Truck suggested we take a few days to think things over, to evaluate, to reevaluate if necessary. Reluctantly, I agreed. If I could have looked into the future and seen brighter days, if I could have envisioned all of us—Truck, Joey and her children, my sons and their families, and me—enjoying life together, I would have fought him on the spot. But, in all honesty, I couldn’t. What I’d been so sure of only a short time ago, I now struggled with.

            Life would have been much simpler had I just stayed in Orlando, sold my house, bought a condo at the beach, and lived my life in quiet solitude. Did I really need a man in my life? Did I need all the drama that coincides with familial units? Wouldn’t I have done better sleeping in, taking long walks on the beach, collecting shells, possibly volunteering at a nearby school?

            Or . . . what if Jason and I really could put our family together again?

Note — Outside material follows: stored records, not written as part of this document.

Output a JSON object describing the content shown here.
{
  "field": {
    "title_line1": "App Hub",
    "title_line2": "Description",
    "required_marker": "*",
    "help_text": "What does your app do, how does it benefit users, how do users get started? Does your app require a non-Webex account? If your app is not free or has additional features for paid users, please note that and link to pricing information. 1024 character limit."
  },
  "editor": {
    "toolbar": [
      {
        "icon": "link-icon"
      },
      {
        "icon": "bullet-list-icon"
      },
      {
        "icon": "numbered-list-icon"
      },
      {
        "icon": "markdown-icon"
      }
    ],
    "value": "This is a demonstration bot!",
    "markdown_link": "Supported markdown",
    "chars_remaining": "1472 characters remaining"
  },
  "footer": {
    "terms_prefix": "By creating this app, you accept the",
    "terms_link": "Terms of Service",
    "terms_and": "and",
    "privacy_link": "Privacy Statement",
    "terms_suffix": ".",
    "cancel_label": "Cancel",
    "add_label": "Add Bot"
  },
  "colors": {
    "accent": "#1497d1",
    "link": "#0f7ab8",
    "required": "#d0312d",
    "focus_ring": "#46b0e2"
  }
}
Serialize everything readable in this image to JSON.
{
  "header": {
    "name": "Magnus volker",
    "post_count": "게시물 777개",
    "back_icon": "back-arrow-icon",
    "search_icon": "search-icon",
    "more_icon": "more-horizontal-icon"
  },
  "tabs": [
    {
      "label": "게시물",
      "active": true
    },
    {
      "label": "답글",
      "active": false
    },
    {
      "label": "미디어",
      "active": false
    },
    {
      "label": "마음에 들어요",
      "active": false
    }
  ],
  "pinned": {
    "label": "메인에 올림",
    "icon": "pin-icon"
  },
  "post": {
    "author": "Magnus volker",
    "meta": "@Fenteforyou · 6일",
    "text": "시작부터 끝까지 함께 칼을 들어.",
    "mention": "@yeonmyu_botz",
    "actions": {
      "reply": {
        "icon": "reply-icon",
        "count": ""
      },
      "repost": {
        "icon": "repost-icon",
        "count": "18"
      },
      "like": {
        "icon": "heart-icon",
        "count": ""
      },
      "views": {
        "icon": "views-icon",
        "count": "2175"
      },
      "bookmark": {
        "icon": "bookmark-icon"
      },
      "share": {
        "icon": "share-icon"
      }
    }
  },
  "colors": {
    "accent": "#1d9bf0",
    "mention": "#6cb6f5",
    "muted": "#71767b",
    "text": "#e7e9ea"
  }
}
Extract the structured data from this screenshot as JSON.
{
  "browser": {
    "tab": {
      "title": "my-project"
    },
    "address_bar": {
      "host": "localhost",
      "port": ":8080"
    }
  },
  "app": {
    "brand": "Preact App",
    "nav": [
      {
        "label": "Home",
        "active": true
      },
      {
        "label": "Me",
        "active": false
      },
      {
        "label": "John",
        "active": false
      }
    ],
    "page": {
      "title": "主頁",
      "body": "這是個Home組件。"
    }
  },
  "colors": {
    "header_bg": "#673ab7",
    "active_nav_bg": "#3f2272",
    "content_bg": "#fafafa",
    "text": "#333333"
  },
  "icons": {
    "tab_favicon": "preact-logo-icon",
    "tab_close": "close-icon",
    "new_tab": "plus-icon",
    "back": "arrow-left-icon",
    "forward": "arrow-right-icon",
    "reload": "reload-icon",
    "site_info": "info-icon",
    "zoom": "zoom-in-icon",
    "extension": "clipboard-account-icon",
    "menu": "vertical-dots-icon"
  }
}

            No. Absolutely not.

            By the time I’d made it back to the cottage, I’d settled on one truth and one alone: I’d thrown it all away back in 1971 and I’d lived to regret it. Losing Truck had been my one regret in life, no matter how much better my life had turned out.

            “But,” Ben said to me after I’d called him and given him the full report, “you didn’t throw him away, Shena. He threw you away, if I remember correctly. And, as it turns out, I do.”

            That much was also true. “But I didn’t fight—”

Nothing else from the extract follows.